Zdeněk Salzmann (October 18, 1925 – May 10, 2021) was a Czech-American linguist, anthropologist, and folklorist. From 1968 to 1989, he was a professor at the University of Massachusetts Amherst, and he held the position of an emeritus professor there until his death in 2021.

== Life and education ==
Born in Prague, Czechoslovakia, Salzmann completed primary and secondary school there and later studied at Charles University. He lived in the United States after emigrating in 1947. He began studying at Indiana University Bloomington in 1948. While studying there, he met Joy McCollum. He married McCollum in 1949, and they were married for the rest of their lives.

== Career and scholarship ==
Salzmann's primary discipline was linguistic anthropology. He studied linguistics at Indiana University in Bloomington. From 1956 to 1966 he taught at, and later became director of, the Verde Valley School in Sedona, Arizona. In 1968, he began lecturing at University of Massachusetts Amherst in cultural and social anthropology, where he held academic positions until his death.

Based on his doctoral work at Indiana, he published a version of his thesis "A Sketch of Arapaho Grammar” in 1963.

One of Salzmann's primary research sites was with the Arapaho tribe on the Wind River Reservation in Wyoming. Amongst the Arapaho, he studied language loss and contributed to language preservation and renewal. Salzmann's significant contributions to Arapaho language include an English-Arapaho dictionary, grammar, as well as scholarly publications. Salzmann also studied and published about the community of Komárov in Central Bohemia.

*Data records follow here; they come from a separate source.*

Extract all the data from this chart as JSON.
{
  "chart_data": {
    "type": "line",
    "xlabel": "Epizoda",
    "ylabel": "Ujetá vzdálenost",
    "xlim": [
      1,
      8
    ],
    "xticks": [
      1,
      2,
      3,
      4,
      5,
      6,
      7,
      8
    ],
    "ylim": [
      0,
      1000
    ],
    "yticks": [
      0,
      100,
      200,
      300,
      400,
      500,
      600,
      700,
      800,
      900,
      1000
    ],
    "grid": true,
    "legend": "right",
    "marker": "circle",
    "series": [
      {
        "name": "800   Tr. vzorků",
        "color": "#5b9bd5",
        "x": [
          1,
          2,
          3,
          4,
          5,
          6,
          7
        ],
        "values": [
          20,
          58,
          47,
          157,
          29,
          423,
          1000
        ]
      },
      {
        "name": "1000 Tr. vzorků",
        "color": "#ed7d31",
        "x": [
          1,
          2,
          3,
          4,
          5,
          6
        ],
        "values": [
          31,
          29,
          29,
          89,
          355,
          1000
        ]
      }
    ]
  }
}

After 1989, he regularly visited Czechoslovakia and later the Czech Republic, and lectured at universities in Prague, Plzeň, and Pardubice.

Many of Salzmann's research notes, data, and publications are held at the American Heritage Center archives at the University of Wyoming.

Salzmann died on May 10, 2021 in Sedona, Arizona.

== Selected publications ==
Salzmann authored publications in linguistic anthropology, ethnography, and studies of Czech language. The following selected list is divided by main language of publication.

- Jazyk, kultura a společnost: Úvod do lingvistické antropologie [Language, Culture, and Society: Introduction to Linguistic Anthropology]
- The Arapaho Language alphabet: Utilizing the Zdenek Salzmann System (Ethete, Wyoming, Wind River Reservation, 1993)
- Komárov: A Czech farming village (New York: Rinehart and Winston, 1974)
- Zdeněk Salzmann & Vladimír Scheufler, Komarov (Waveland Press, 1986), translation of 1974 version, noted by the Society for the Anthropology of Europe (SAE).